Tuesday, April 7, 2015

Tamil in Australian Aboriginal Languages

Lingustic Evidence for Tamil in Australian Aboriginal Languages
Department of Speech Pathology & Audiology, School of Medicine
Flinders University, Adelaide
Research Centre for Linguistic Typology
La Trobe University, Melbourne
Ref Page 18 & 19
A hypothesis that the phonetics and phonology of a language have been shaped by the hearing status of the speakers is not easily falsifiable, but we can at least identify two major types of prima facie counter-evidence that would be a problem for such a hypothesis: firstly, evidence that the cause of the hearing impairment had not existed in the population for long enough for it to have had the postulated effect and secondly, evidence that there are other languages with ‘long flat’ phonologies whose speakers do not show a high prevalence of COM and/or populations with a high prevalence of COM whose languages do not have ‘long flat phonologies. As to the first point, it is probably a reasonable assumption that the kinds of atypical phonological characteristics we are dealing with here would take longer than 200 years
. As to the second point, there are very few languages elsewhere in the world with a system of contrasts anything like those found in Australia. Whilst the consonant systems of New Guinea and Polynesian languages typically lack a voicing distinction (and in some cases a fricative series), the number of places of articulation is invariably restricted to /p t k/(with the occasional /?/) and almost all of these languages have at least five vowels. Eskimo-Aleut languages, such as Inuktitut, typically have four places of articulation, no voicing contrast and only three vowels (although they do have fricatives). On the other side of the Arctic, Chukokto-Kamchatkan languages, such as Chukchee, arguably have five or six places of articulation, no voicing distinction and a minimal fricative contrast (but six or seven vowels). Perhaps most similar to Australian languages are the Dravidian languages of southern India. Tamil, for example, has five places of articulation in a single series of stops, paralleled by a series of nasals, and no fricatives (thus approaching the Australian proportion of sonorants to obstruents of 70% to 30%). Approaching the question from the opposite direction: according to the latest WHO data on the prevalence of chronic otitis media (Acuin 2004:14ff), Aboriginal Australians have the highest prevalence in the world – 10-54%, according to Coates & al (2002), up to 36% with perforations of the eardrum. They are followed – at some distance – by the Tamil of southern India (7.8%, down from previous estimates of 16-34%) to develop.
Andrew Butcher
Genetic Evidence for Australian Aboriginals were Dravidians
The experiments were regarding the early coastal migration of human beings to Australia . Because, according to our theory, the first time man migrated from Africa was to Australia . India proved a critical turning point for us as genetic testing of isolated Indian populations produces a key genetic marker [one of the genetic changes] linking India as a crossroad for the journey of man to both Australia and Central Asia. So we were looking in the south of India because most Indian scientists said that the oldest population in India stayed in south India . And we found out in our experiments that these people were Dravidians.
Spencer Wells, Phd

National Geographic Science

Video Link for Australian Aboriginals


  1. Reposting what originally Envirovivek said...

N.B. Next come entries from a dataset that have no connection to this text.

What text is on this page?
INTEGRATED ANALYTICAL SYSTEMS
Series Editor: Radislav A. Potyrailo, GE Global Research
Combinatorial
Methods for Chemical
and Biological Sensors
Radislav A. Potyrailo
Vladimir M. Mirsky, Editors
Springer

    Please have a look at these videos!!!



    This is done by a professor in Tamil Dept at MCC, Chennai Tambaram.

    His name is Arasendiran!!!

  2. No doubt -Tamil roots are visible genetically and archaeologically to African -Tanzania, Ethiopia and to Papua New Guinea and Australian Aborigines


  3. Sir,
    My name is Madhava Gopal and I am from Salem, Tamilnadu, India.
    I have written a book on Tamil Vedham which existed 4 million years ago. I have also recorded and posted over 70 episodes in YouTube for viewing. Tamil is way beyond just being a language, it is a gateway to the universal truths and that is why the civilisation with this knowledge flourished 4 million years back. All this knowledge was lost when Lumeria submerged into the sea and now it has been brought back through the book “Tamil Vedham” as revealed to me through meditation for the last 45 years. It is very important to understand the greatness of our amazing Tamil language so that our future generations take pride in learning, preserving and flourishing through this ancient knowledge.
    I am grateful to the divinity for giving me the opportunity in bringing back this lost gem which will give an insight about the greatness of our ancestors.
    My attempt here is to share and take this amazing wealth of knowledge and the technology of sounds received through Tamil Vedham to as many people as possible and I would be most grateful if you could help me in anyway possible in this endeavour.
    Thanking you.
    With warm regards,
    ‭+91 98427 07112‬


    1. Madhava gopal perumal
      Too rubbish comments. Human became civiized just 10000-12000 years back. And Tamil didn't existed before mldern human.Yes tamil is oldest and most classic language in India, much better than Sanskrit in every single way, but your argument is just as rubbish asnit can get

    2. According to Graham Hancock a civilization flourished in Tamilnadu, 19,000 years back. A whole building complex is submerged in Mamallapuram and during Tsunami of 2004 the sea receded and many structures became visible.